Но эль-Бэнусси с ловкостью дипломата уклонился от прямого ответа.
В компании Столпинг выполнение заказов ученого было поставлено вне всякой очереди, и скоро в Египет отправлялась целая лаборатория стоимостью около двухсот тысяч долларов. Накануне отъезда на громадном океанском лайнере «Приз» эль-Бэнусси был особенно благодушно и радостно настроен. К Дауну он чувствовал, по-видимому, искреннюю приязнь и всячески хотел отблагодарить его за помощь в освоении сложной аппаратуры для изучения электрических волн мозга.
— Исполнилась моя мечта, дорогой мистер Даун. Я получаю возможность осуществить все мои планы благодаря чудесной лаборатории, созданной работниками: вашего института и вами самим.
Я уверен теперь, что найду способы, позволяющие людям с высокоразвитым мозгом, обладающим большими умственными способностями, «заряжать» любыми излучениями своего мозга умственно отсталых, неразвитых людей, страдающих различными душевными болезнями. Передача знаний, усваиваемых годами, сделается тогда пустяком. Люди, обреченные всю свою жизнь работать на других, не будут испытывать недовольства своей судьбой, не будут восставать, ибо они всегда будут находиться под влиянием соответствующей «зарядки» при помощи моей установки, убеждающей их, что им нечего больше желать, не к чему стремиться.
Вы представляете себе, каким влиятельным человеком буду я? Приехав домой, я сейчас же начну самые широкие опыты на людях. У нас там хватит материала, которого совсем нечего жалеть в случае любых неудач.

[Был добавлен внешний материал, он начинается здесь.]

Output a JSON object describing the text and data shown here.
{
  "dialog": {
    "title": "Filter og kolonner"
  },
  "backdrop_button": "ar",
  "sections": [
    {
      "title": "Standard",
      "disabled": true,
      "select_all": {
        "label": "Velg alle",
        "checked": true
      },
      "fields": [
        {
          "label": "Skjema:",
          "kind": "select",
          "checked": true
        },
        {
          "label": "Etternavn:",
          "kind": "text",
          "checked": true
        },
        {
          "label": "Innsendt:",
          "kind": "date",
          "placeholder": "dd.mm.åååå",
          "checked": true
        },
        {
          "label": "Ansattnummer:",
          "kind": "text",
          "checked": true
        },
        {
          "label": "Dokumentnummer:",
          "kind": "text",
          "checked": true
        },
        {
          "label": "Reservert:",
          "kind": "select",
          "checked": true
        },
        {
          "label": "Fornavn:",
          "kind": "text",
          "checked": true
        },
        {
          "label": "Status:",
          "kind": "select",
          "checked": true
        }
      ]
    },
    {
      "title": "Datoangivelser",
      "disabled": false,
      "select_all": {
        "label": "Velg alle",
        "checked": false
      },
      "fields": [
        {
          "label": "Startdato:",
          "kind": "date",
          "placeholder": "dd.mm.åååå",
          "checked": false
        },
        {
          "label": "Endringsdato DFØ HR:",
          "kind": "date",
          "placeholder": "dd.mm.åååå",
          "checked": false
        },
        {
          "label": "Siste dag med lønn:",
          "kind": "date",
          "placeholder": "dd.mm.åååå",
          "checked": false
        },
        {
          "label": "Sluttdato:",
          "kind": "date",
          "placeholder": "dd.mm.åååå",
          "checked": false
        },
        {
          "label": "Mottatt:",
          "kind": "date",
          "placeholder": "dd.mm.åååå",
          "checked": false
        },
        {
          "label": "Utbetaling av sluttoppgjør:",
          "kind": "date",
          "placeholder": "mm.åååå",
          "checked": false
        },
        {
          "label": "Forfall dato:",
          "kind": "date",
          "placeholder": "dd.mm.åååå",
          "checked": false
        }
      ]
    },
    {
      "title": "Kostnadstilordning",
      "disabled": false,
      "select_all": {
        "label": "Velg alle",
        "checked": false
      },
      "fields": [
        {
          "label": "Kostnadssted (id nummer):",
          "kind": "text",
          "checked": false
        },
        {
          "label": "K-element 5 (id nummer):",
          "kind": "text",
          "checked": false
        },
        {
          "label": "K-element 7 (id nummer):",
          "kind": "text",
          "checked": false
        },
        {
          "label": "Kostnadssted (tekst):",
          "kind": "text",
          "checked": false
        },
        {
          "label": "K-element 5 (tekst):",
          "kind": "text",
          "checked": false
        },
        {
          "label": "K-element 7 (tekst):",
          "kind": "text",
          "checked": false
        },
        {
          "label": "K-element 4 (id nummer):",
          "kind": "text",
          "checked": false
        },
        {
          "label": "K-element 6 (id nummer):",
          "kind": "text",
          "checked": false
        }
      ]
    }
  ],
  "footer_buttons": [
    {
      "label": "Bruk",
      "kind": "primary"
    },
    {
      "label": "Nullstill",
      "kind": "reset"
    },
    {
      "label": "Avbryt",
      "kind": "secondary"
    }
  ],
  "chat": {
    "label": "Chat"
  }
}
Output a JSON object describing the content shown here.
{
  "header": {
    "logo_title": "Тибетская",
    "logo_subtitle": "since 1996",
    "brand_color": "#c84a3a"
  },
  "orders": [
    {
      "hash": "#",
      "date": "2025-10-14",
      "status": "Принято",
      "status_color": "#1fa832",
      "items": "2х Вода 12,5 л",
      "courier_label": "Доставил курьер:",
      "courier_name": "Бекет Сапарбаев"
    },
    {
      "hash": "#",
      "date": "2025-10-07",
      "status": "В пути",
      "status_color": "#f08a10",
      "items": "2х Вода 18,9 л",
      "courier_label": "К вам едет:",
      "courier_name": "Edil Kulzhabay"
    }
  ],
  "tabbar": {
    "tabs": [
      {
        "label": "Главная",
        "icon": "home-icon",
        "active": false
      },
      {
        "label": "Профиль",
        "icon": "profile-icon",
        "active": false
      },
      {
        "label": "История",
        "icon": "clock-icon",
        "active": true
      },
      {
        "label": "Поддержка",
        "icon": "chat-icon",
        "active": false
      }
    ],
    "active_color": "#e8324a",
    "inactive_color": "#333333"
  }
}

Душная июльская ночь уже спустилась на город. Очень далеко, за жидкой городской темнотой, разбавленной бесчисленными огнями, метались беспокойные зарницы. Шла гроза. Дауну казалось, что вместе с черным плотным валом грозовых туч все ближе, ближе подползает бесчисленная масса каких-то страшных существ, что-то вроде армии термитов, виденных им в пустыне Виктории. Они жадно набрасываются на создания человеческого ума, уродуют и разрушают их, оставляя от них лишь одни пустые оболочки. Им все равно что грызть — лишь бы жиреть и распространять власть своих отвратительных челюстей все дальше, по всей земле…
— Я теперь окончательно убедился, мистер эль-Бэнусси, что это мы создали вас таким, каким вы предстали сейчас передо мной. Самую отвратительную накипь на науке вы принимаете за чудесный бальзам. Аппаратуру, предназначенную для обмана, вы считаете ключом к истине… Я довольно долго работал с вами, и мне кажется — вы скорее не шарлатан, а фантазер, легко поверивший в то, во что хотелось поверить. Если я не ошибся в оценке вас, расторгните с любыми убытками договор, верните нашей фирме эти совсем не нужные вам аппараты и приборы. А деньги потратьте на оборудование самой простой больницы, так необходимой для вашего народа.
Лицо Ахмеда-эль-Бэнусси не выразило ни обиды, ни гнева, ни разочарования. Он поклонился Дауну и вышел.